The durability of modern vehicles has improved dramatically over the past few decades—so much so that 20-year-old cars are regularly seen on the road alongside newly manufactured luxury vehicles. The biggest problem people have with maintaining older vehicles isn’t their propensity to break down; it’s the relative scarcity of replacement parts. If a manufacturer has stopped making replacement parts for your older vehicle, you can find yourself in an expensive situation that might even necessitate a custom rebuild.

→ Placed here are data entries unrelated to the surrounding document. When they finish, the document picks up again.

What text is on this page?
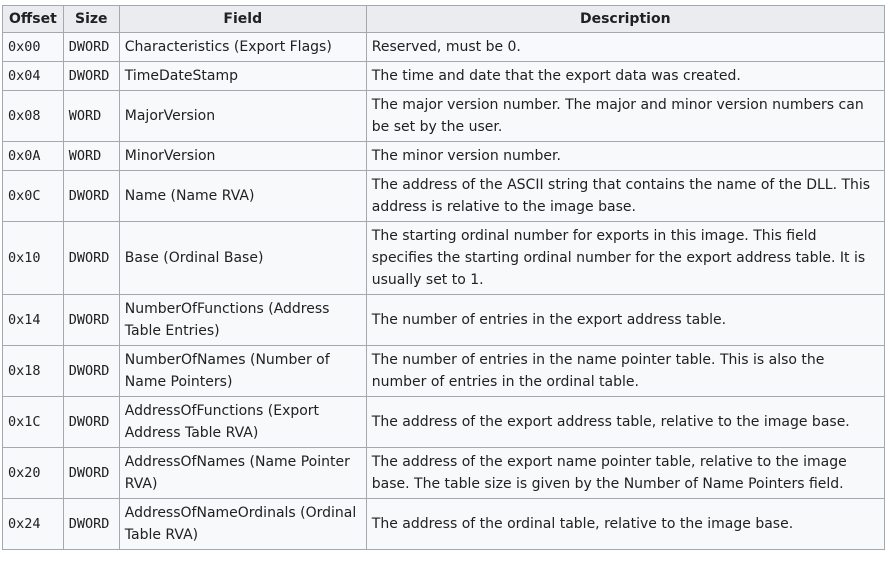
Offset	Size	Field	Description
0x00	DWORD	Characteristics (Export Flags)	Reserved, must be 0.
0x04	DWORD	TimeDateStamp	The time and date that the export data was created.
0x08	WORD	MajorVersion	The major version number. The major and minor version numbers can be set by the user.
0x0A	WORD	MinorVersion	The minor version number.
0x0C	DWORD	Name (Name RVA)	The address of the ASCII string that contains the name of the DLL. This address is relative to the image base.
0x10	DWORD	Base (Ordinal Base)	The starting ordinal number for exports in this image. This field specifies the starting ordinal number for the export address table. It is usually set to 1.
0x14	DWORD	NumberOfFunctions (Address Table Entries)	The number of entries in the export address table.
0x18	DWORD	NumberOfNames (Number of Name Pointers)	The number of entries in the name pointer table. This is also the number of entries in the ordinal table.
0x1C	DWORD	AddressOfFunctions (Export Address Table RVA)	The address of the export address table, relative to the image base.
0x20	DWORD	AddressOfNames (Name Pointer RVA)	The address of the export name pointer table, relative to the image base. The table size is given by the Number of Name Pointers field.
0x24	DWORD	AddressOfNameOrdinals (Ordinal Table RVA)	The address of the ordinal table, relative to the image base.
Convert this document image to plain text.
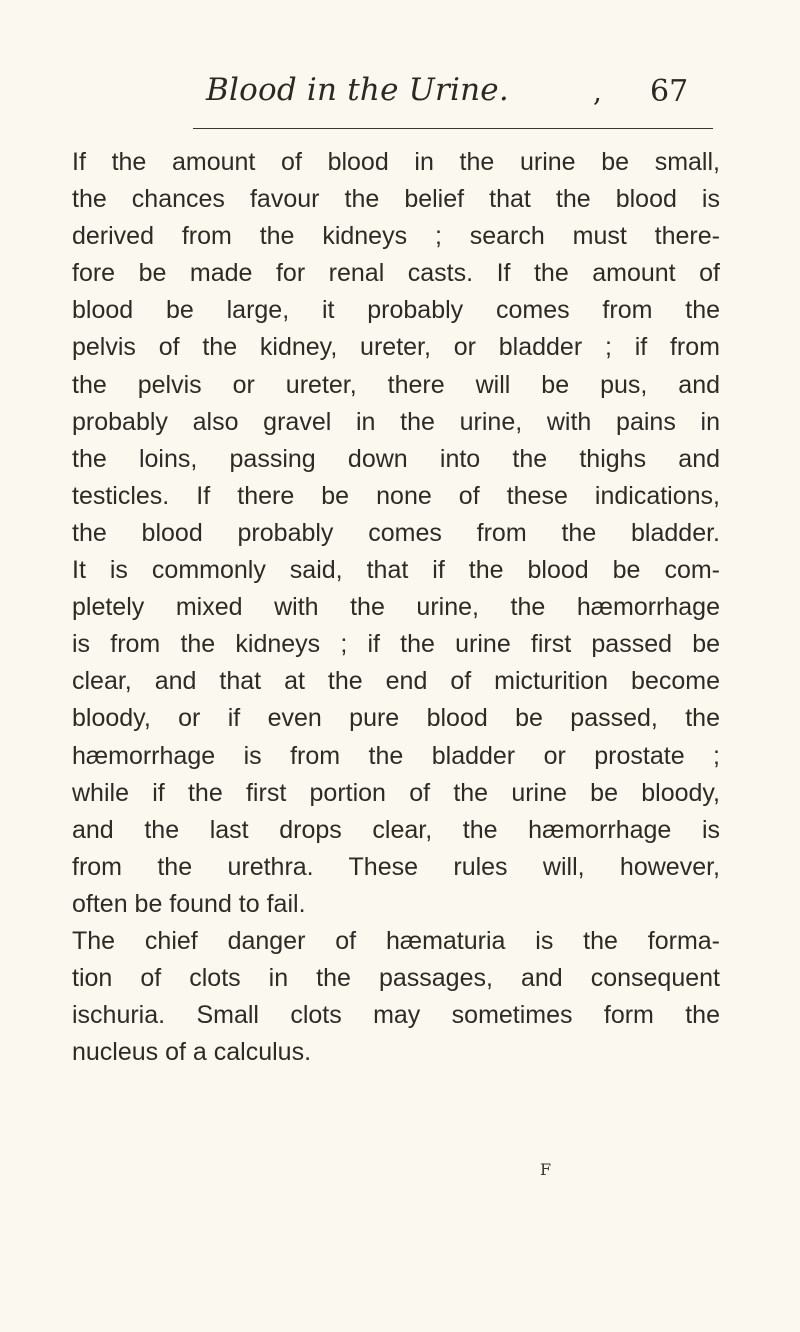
Blood in the Urine.	, 67
If the amount of blood in the urine be small,
the chances favour the belief that the blood is
derived from the kidneys ; search must there-
fore be made for renal casts. If the amount of
blood be large, it probably comes from the
pelvis of the kidney, ureter, or bladder ; if from
the pelvis or ureter, there will be pus, and
probably also gravel in the urine, with pains in
the loins, passing down into the thighs and
testicles. If there be none of these indications,
the blood probably comes from the bladder.
It is commonly said, that if the blood be com-
pletely mixed with the urine, the hæmorrhage
is from the kidneys ; if the urine first passed be
clear, and that at the end of micturition become
bloody, or if even pure blood be passed, the
hæmorrhage is from the bladder or prostate ;
while if the first portion of the urine be bloody,
and the last drops clear, the hæmorrhage is
from the urethra. These rules will, however,
often be found to fail.
The chief danger of hæmaturia is the forma-
tion of clots in the passages, and consequent
ischuria. Small clots may sometimes form the
nucleus of a calculus.
F
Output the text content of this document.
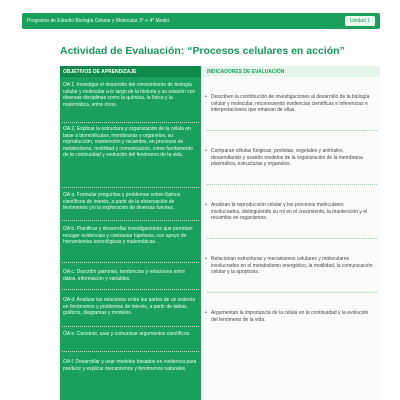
Programa de Estudio Biología Celular y Molecular 3° o 4° Medio	Unidad 1
Actividad de Evaluación: “Procesos celulares en acción”
OBJETIVOS DE APRENDIZAJE
OA 1. Investigar el desarrollo del conocimiento de biología celular y molecular a lo largo de la historia y su relación con diversas disciplinas como la química, la física y la matemática, entre otros.
OA 2. Explicar la estructura y organización de la célula en base a biomoléculas, membranas y organelos, su reproducción, mantención y recambio, en procesos de metabolismo, motilidad y comunicación, como fundamento de la continuidad y evolución del fenómeno de la vida.
OA a. Formular preguntas y problemas sobre tópicos científicos de interés, a partir de la observación de fenómenos y/o la exploración de diversas fuentes.
OA b. Planificar y desarrollar investigaciones que permitan recoger evidencias y contrastar hipótesis, con apoyo de herramientas tecnológicas y matemáticas.
OA c. Describir patrones, tendencias y relaciones entre datos, información y variables.
OA d. Analizar las relaciones entre las partes de un sistema en fenómenos y problemas de interés, a partir de tablas, gráficos, diagramas y modelos.
OA e. Construir, usar y comunicar argumentos científicos.
OA f. Desarrollar y usar modelos basados en evidencia para predecir y explicar mecanismos y fenómenos naturales.
INDICADORES DE EVALUACIÓN
• Describen la contribución de investigaciones al desarrollo de la biología celular y molecular, reconociendo evidencias científicas e inferencias e interpretaciones que emanan de ellas.
• Comparan células fúngicas, protistas, vegetales y animales, desarrollando y usando modelos de la organización de la membrana plasmática, estructuras y organelos.
• Analizan la reproducción celular y los procesos moleculares involucrados, distinguiendo su rol en el crecimiento, la mantención y el recambio en organismos.
• Relacionan estructuras y mecanismos celulares y moleculares involucrados en el metabolismo energético, la motilidad, la comunicación celular y la apoptosis.
• Argumentan la importancia de la célula en la continuidad y la evolución del fenómeno de la vida.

“A lot of people don’t realize that when a car is more than 15 years old, the availability of its replacement parts isn’t very good…especially since the recent economic recession,” says Michael Letcher, owner of Letcher Brothers Auto Repair in Pinole. “After a while, parts suppliers stop restocking their inventories for older cars, so those parts become obsolete. When that happens, something as simple as a replacement engine hose can suddenly become hard to find. And when it comes to more complicated things like transmissions, an entire rebuild might be necessary if the right parts can’t be found.”
The truth about lifetime warranties
Replacing worn out parts on your vehicle should be a one-time deal, and quality auto shops know car owners have little desire to return soon after their initial repairs are performed. That’s why most shops will always use Original Equipment Manufacturer (OEM) replacement parts, which are made by the manufacturer of the original parts and carry the same warranties.
Unfortunately, some disreputable auto parts providers try to deceive consumers by offering low-quality replacement parts that carry a “lifetime” warranty. “Even if people have never heard of the brand, they’ll think they’re getting a good deal because of the lifetime warranty, but in reality, the only reason the company is able to offer that warranty is because the parts are so cheaply manufactured,” explains Mr. Letcher. “They don’t have to worry about replacing the same parts over and over for free because they’re saving money to begin with by skimping on quality.”